You're a great mommy, and just the fact you're posting a post about being thankful says so much about YOU.

Heidi the Hick said...

I think it's really healthy for all of us to stop and get the thankfulness together. It's so easy to just bum out about the stuff that's not good... ESPECIALLY when you're tired!!!

You'll survive. Kiss that baby for me!

Heidi Willis said...

thankfulness rocks. You do, indeed, have SO MUCH to be thankful for!!

But it's easy to miss the big things when the little things are kicking out butts. And sleep deprivation...man. there's a reason they use it as a torture device.

You'll make it. :) Just keep focusing on the good.
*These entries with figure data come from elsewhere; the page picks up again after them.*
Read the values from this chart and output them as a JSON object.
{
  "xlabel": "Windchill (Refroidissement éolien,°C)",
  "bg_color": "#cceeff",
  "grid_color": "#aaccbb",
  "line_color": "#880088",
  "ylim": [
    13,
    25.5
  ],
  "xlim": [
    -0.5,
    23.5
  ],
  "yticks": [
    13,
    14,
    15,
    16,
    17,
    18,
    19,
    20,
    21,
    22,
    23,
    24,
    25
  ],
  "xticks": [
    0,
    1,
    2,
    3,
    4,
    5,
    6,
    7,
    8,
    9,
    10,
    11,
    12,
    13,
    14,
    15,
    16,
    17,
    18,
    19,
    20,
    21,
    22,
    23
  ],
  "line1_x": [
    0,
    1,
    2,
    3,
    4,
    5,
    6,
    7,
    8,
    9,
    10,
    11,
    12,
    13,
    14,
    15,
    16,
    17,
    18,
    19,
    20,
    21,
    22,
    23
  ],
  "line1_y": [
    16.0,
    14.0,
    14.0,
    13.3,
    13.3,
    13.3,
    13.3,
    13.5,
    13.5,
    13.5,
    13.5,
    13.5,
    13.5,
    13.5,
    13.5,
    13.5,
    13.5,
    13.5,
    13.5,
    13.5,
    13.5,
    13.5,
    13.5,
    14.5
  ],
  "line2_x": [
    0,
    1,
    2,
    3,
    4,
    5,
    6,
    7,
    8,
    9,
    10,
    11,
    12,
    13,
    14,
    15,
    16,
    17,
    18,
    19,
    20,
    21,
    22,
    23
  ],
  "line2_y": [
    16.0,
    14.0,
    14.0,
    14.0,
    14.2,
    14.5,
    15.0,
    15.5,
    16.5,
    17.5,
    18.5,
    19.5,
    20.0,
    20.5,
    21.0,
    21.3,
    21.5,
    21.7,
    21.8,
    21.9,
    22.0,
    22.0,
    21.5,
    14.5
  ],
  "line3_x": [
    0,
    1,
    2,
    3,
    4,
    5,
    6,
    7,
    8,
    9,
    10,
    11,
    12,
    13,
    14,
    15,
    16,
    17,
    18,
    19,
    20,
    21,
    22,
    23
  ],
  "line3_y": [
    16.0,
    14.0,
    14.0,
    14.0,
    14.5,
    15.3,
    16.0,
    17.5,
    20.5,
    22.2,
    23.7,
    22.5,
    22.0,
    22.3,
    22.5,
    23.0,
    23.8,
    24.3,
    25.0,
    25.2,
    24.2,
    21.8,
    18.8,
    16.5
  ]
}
Shelli (srjohannes) said...

This is a hard time - no sleep can equal whinyness.

we love you!

AutumnZ said...

It's okay to feel this way. I remember locking myself in my bathroom and sobbing my eyes out while all the family who came to visit enjoyed each others company in the living room.

You and Loki and your DH have been through a life altering event. It's okay to NOT feel like Mary Poppins.

Feel free to email me. nimbus1108 at charter dot net.

Medeia Sharif said...

Happy Sunday. I left a blog award for you on my blog.
http://sharifwrites.blogspot.com

I know you're overwhelmed, but you'll get through this time.